The extreme performance of partition-level operations illuminates how the system optimizes for concurrency and stays performant under load, as very little time is actually spent competing for storage.
Admittedly not the greatest scale test in the world (was quick and dirty), so don't read too much into this 😅.
A test was run 50 nodes across in 32 regions around the world on fly.io. Every region had at least 1 node, some had 2. Nodes each managed 3 partitions, and 2 tests were performed:
- Reading 3 records, each from a different partition in one read request
- Read a single record (1 partition)
Each node was a performance-2x (2vCPU, 4GB ram) size.
test: https://github.com/FireScroll/FireScrollFlyIOTest
Due to account limits I was only able to load it up to ~225 req/s per node from my laptop, as I wanted to use all nodes possible to run FireScroll and observe the behavior of high node counts.
Some immediate observations:
- Fly.io disks are relatively high latency (my 2019 MBP p99 partition latencies are <75us)
- Restricting the resources available increases latencies. On my 2019 MBP with 16 threads and 64GB ram I observed p99 get ~1.2ms
- Fetching more records at once increases HTTP latency but reduces per-partition latency (this is predictable). You can see where I switched the test from fetching 3 records to 1 record.
- Performance is still very good even when virtualized, no memory caching, and on fewer resources
- CPU usage remained very low despite significant load
I would like to write a test that focuses on high node counts within a single region, with large replica groups. This is a more realistic test as regions don’t talk to each other, so we can test how requests are distributed in a high-density scenario.

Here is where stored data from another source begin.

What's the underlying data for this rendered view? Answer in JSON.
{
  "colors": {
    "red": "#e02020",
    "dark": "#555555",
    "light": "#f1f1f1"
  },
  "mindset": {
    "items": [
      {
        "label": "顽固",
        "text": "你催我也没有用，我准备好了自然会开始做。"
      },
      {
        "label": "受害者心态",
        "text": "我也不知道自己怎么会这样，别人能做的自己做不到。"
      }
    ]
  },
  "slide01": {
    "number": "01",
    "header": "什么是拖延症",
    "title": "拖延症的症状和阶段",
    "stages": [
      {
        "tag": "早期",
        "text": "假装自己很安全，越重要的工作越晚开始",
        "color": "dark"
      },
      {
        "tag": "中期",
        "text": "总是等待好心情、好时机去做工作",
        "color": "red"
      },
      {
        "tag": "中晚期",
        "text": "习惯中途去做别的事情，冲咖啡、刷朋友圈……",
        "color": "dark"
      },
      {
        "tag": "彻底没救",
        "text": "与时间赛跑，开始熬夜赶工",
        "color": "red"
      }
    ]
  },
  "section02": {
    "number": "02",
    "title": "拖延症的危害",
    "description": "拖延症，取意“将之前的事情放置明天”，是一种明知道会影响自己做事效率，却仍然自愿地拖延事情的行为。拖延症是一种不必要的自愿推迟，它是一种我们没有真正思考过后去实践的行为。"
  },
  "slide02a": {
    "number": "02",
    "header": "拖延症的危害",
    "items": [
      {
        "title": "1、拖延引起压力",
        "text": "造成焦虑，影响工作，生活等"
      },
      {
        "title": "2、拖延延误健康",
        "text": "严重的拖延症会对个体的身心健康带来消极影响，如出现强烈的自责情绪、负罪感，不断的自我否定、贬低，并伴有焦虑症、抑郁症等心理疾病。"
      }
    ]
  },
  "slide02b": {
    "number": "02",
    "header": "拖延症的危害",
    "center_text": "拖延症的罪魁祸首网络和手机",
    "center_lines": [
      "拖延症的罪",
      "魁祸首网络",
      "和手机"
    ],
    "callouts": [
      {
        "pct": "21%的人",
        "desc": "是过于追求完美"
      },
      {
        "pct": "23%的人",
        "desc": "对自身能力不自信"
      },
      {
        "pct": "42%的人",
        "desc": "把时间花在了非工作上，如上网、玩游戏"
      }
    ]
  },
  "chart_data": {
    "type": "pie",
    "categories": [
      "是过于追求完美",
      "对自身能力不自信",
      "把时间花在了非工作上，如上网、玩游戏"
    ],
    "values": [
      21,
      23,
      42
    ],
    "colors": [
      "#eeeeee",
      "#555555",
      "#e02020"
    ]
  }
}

Follow this issue for progress on that!
Make sure that the group_max_session_timeout_ms
and group_min_session_timeout_ms
range in Redpanda (Kafka uses .
instead of _
) allows for your KAFKA_SESSION_MS
env var value (default 60000
). Redpanda uses a 30000
max so it will need to be adjusted.
Upstash does not expose access to their admin API, and therefore FireScroll cannot be used with Upstash. The Kafka admin API is required so that we can discover partition mappings, and without access we cannot know what partitions the current node is mapped to.